Me afastei meio desnorteado e subi as escadas rápido, como que pra acabar logo com aquilo tudo, pedi mais três doses, tomei uma sem nem piscar, e fiquei bebendo a outra, a essa altura já estava começando a ficar bêbado, queria lhe falar tudo antes que estivesse fora do ar. Ela demorou, demorou demais, terminei a segunda dose, dei uma olhada do balcão pra ver se a enxergava, não estava mais na pista, achei que devia esperar mais alguns instantes, devia estar subindo. Em mais alguns minutos terminei a terceira dose. Minha paciência já havia se esgotado depois de 20 minutos, estava ali, sentado no bar, irritado como o diabo, já encarando qualquer imbecil que passasse, reconheci um rosto familiar se aproximando, mas não era o dela. Era uma das amigas, uma gordinha. Ela se aproximou, sentou do meu lado e ficou me olhando com um olhar esquisito. Eu dei um meio sorriso e meneei a cabeça pra ver o que ela queria, ela ficou em silencio por um tempo, no momento não me dei conta, mas era um olhar de pena, uma pena graciosa como se ela fosse Ghandi, ou Madre Teresa. Enfim ela falou encabuladissima:

- A Samanta ta lá embaixo ficando com o Rick... - Baixou os olhos quando disse isso.
- Ela me pediu pra te avisar. - Continuou ainda sem levantar os olhos. Eu sorri. Não estava feliz, nem um pouco, pra falar a verdade nem sabia quem era Rick ou porque exatamente sentia vontade de lhe arrancar as entranhas com as mãos nuas. Não entendia também o sentido daquilo tudo, fiquei sem ação tentando extrair sentido do que a menina me dissera, acho que cheguei a lhe pedir pra repetir uma ou dez vezes o que havia dito, e depois de finalmente entender, sorri novamente e agradeci. Permaneci ali. Bebendo dose atrás de dose, sem falar nada.

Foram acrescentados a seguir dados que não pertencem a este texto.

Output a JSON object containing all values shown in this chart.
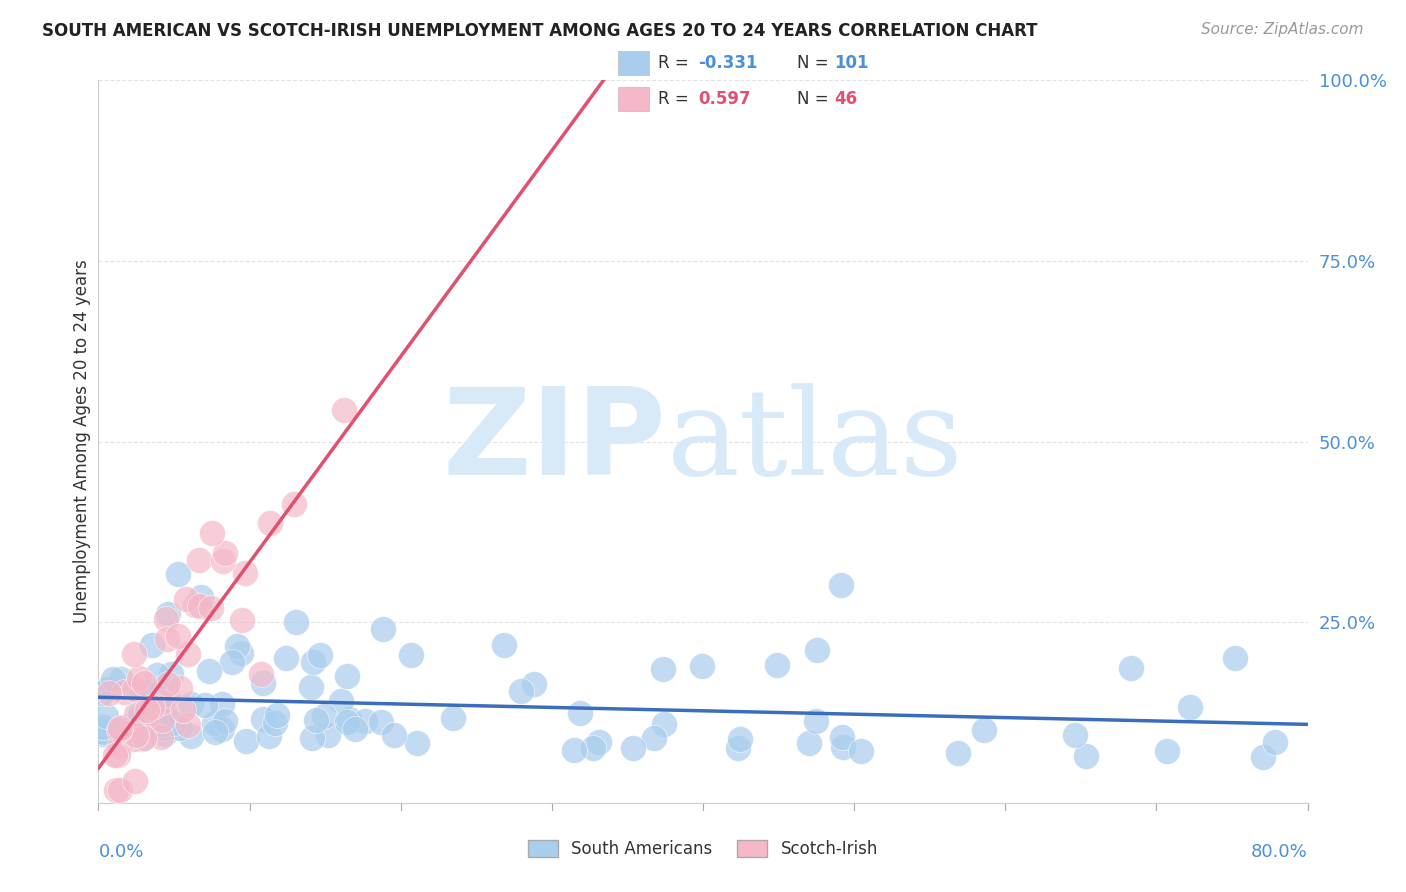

Depois da terceira dose consecutiva a menina que veio me avisar se cansou ou se assustou (pouco importa) e decidiu por bem me deixar sozinho, até porque eu não parecia lá muito abalado, sorrindo e tudo e ela devia ter mais o que fazer do que ficar ali com um praticamente estranho. Samanta apareceu mais tarde, bem mais tarde, veio como se nada houvesse acontecido. Não me deu satisfações, só me tocou o rosto, com aquelas mãos molhadas do suor de outro cara, eu sentia o cheiro do cara nela, mas não falei nada, nem me mexi, nem sequer a olhei. Continuei bebendo, ela começou a falar.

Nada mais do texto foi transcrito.